A dictatorship is a form of government in which most or all authority of the country is in the hands of a single individual; the leader. While the term has been used several times throughout history, most common usage of the term is in relation to different types of dictatorships that existed in the 20th and 21st centuries. For example, famous dictators include: Adolf Hitler in Nazi Germany, Joseph Stalin in the Soviet Union, Benito Mussolini in Italy, Kim Jung-un in North Korea and Fidel Castro in Cuba. In general, a dictatorship is the opposite of democracy, which is a system of government in which the people hold the power and the ability to choose who represents their government. Essentially, in a democracy the people have the power over the major aspects of government and have the responsibility to elect their leaders. In contrast, a dictatorship is ruled by a single person who generally acts to protect his own position and power over the welfare of the citizens.
This ideological conflict caused the Cold War because it displayed the difference in worldview between the two nations. As such, the United States and the Soviet Union differed greatly in their views of how the world should be organized following the major events of World War II. For their part, the United States feared Soviet expansionism into regions in Europe and around the world.
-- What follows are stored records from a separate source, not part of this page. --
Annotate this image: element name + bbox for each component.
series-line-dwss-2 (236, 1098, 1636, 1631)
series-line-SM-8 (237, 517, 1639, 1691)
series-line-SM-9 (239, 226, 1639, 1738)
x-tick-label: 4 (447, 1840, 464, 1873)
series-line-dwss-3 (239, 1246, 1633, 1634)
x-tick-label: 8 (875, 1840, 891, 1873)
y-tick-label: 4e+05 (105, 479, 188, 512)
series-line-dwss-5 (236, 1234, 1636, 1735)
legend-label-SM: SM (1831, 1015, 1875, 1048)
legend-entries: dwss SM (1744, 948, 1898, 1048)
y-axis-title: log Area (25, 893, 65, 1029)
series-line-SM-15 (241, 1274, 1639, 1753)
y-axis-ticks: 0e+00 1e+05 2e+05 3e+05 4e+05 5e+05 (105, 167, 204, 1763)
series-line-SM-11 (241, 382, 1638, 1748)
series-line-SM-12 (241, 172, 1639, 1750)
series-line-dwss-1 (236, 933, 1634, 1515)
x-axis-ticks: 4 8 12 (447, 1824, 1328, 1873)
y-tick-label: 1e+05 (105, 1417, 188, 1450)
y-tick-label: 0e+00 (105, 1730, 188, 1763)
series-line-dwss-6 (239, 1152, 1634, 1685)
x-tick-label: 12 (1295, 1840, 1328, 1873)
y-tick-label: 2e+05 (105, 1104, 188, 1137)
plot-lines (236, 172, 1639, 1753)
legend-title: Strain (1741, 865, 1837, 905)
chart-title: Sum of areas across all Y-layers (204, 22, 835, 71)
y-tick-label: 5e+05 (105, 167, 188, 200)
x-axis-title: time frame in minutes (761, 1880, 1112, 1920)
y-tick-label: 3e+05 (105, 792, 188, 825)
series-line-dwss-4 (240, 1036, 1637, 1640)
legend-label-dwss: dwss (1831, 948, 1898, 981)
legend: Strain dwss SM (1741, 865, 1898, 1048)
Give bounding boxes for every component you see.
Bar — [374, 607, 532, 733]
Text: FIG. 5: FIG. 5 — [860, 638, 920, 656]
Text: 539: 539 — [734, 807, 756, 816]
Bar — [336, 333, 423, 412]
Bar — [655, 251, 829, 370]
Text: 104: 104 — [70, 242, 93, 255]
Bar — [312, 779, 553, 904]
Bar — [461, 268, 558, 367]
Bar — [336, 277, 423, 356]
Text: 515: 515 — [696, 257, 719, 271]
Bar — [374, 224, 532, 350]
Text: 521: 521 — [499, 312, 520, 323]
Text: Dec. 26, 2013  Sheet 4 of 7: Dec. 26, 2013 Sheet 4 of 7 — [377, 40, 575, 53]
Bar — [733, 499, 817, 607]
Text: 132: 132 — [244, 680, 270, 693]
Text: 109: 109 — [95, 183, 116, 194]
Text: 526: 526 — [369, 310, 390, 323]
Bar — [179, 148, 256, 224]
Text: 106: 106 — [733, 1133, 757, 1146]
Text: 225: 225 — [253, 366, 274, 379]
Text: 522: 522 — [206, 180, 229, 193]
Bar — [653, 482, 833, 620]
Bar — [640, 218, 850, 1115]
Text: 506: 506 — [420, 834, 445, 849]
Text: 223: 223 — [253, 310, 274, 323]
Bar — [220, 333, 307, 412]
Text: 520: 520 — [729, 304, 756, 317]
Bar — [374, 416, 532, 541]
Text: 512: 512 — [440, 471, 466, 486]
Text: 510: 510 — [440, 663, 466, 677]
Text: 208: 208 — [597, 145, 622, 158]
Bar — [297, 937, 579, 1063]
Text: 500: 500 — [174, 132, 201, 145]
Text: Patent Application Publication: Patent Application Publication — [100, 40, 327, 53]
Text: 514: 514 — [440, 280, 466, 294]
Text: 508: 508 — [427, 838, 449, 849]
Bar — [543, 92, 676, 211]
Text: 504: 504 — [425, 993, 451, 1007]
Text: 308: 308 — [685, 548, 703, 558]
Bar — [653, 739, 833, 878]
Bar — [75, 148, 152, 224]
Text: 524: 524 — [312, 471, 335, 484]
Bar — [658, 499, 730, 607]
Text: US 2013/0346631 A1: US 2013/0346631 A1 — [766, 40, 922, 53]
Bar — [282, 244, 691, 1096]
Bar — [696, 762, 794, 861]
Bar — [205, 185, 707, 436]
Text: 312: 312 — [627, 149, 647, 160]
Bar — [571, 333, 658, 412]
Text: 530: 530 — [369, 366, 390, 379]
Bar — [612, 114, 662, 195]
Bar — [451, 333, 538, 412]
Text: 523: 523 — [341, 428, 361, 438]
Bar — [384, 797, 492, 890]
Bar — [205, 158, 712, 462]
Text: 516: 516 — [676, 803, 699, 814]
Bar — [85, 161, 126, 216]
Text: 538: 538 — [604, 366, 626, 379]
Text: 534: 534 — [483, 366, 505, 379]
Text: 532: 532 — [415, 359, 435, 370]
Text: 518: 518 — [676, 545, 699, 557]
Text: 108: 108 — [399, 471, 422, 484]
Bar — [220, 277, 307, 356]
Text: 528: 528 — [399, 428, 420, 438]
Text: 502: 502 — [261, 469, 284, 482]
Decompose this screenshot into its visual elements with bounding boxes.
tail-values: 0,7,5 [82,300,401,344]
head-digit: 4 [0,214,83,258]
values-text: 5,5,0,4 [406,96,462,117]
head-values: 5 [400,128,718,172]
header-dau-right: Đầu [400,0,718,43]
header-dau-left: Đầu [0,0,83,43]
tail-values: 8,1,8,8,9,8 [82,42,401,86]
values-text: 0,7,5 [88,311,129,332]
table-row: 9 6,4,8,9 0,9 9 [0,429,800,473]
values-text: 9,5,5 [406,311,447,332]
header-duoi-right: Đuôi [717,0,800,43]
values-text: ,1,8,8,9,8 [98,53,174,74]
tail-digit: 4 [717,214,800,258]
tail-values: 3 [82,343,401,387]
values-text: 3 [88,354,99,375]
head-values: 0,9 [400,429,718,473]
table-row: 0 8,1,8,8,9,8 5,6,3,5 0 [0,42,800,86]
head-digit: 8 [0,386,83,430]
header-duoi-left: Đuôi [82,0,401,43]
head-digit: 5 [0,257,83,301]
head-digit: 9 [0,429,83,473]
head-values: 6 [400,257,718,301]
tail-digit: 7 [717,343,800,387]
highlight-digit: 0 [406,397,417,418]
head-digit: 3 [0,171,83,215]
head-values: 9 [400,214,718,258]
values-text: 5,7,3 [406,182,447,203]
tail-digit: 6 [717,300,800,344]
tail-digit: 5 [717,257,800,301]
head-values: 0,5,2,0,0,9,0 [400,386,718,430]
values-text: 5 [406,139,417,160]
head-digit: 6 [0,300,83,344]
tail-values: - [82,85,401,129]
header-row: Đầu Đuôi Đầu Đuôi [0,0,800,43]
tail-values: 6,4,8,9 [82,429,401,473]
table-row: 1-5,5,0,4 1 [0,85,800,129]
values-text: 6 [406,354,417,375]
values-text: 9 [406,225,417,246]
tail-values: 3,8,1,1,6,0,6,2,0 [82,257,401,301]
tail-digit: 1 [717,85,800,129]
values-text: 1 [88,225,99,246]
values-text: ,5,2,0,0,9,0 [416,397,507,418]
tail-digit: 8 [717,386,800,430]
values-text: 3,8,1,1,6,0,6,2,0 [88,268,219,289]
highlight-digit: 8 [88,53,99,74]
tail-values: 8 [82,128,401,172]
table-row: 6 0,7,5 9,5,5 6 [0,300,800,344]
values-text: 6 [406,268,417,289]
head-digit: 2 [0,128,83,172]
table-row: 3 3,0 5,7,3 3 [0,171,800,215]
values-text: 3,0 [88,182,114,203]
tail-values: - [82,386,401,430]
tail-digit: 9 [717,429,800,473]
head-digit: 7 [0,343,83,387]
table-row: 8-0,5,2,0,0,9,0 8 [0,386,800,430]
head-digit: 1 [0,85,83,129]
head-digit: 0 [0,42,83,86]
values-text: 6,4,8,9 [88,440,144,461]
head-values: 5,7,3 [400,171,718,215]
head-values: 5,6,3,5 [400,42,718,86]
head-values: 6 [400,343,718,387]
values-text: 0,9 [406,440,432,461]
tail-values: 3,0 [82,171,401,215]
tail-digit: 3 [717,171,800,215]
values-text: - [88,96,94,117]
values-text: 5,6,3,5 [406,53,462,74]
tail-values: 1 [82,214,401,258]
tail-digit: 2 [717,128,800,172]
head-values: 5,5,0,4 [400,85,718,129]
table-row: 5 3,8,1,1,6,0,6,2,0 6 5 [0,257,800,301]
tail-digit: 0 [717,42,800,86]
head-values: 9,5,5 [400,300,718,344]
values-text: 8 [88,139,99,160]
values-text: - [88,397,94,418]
As a result, the United States President at the start of the Cold War, Harry S. Truman, developed a policy in which the country would work to contain the spread of communism. Historians refer to this as the Truman Doctrine.
As such, the final cause of the Cold War was the American fear of the spread of communism around the world. As stated above, there was a major ideological conflict between the United States and the Soviet Union at the outset of the Cold War. The United States, led by Harry S. Truman feared that communism as an ideology would spread throughout Europe and the rest of the world. For example, after World War II both Greece and Turkey were facing financial crisis. Due to their proximity to Soviet territory and the rise of communism in recent decades it was feared that the two countries might fall into the Soviet sphere of influence and become communist. In a speech in 1947 on the crisis facing both countries Harry S. Truman stated: “I believe that it must be the policy of the United States to support free peoples who are resisting attempted subjugation by armed minorities or by outside pressures. I believe that we must assist free peoples to work out their own destinies in their own way. I believe that our help should be primarily through economic and financial aid, which is essential to economic stability and orderly political processes.” In this passage, Truman is promoting the idea that the United States should financially support the two nation to avoid them turning to communism. This approach by Truman formed the basis of American foreign policy throughout the remainder of the Cold War in the form of containment, which historians refer to as the Truman Doctrine. Essentially, the Truman Doctrine was the idea that the United States should attempt to contain the Soviet sphere of influence and the spread of communism. This foreign policy caused the United States to enter into conflict with the Soviet Union as it attempted to thwart Soviet expansionism in events such as: Berlin Blockade, Korean War, Vietnam War, etc. As such, many historians view this as a cause of the Cold War because it increased tensions between the two superpowers and led to several conflicts between the two superpowers.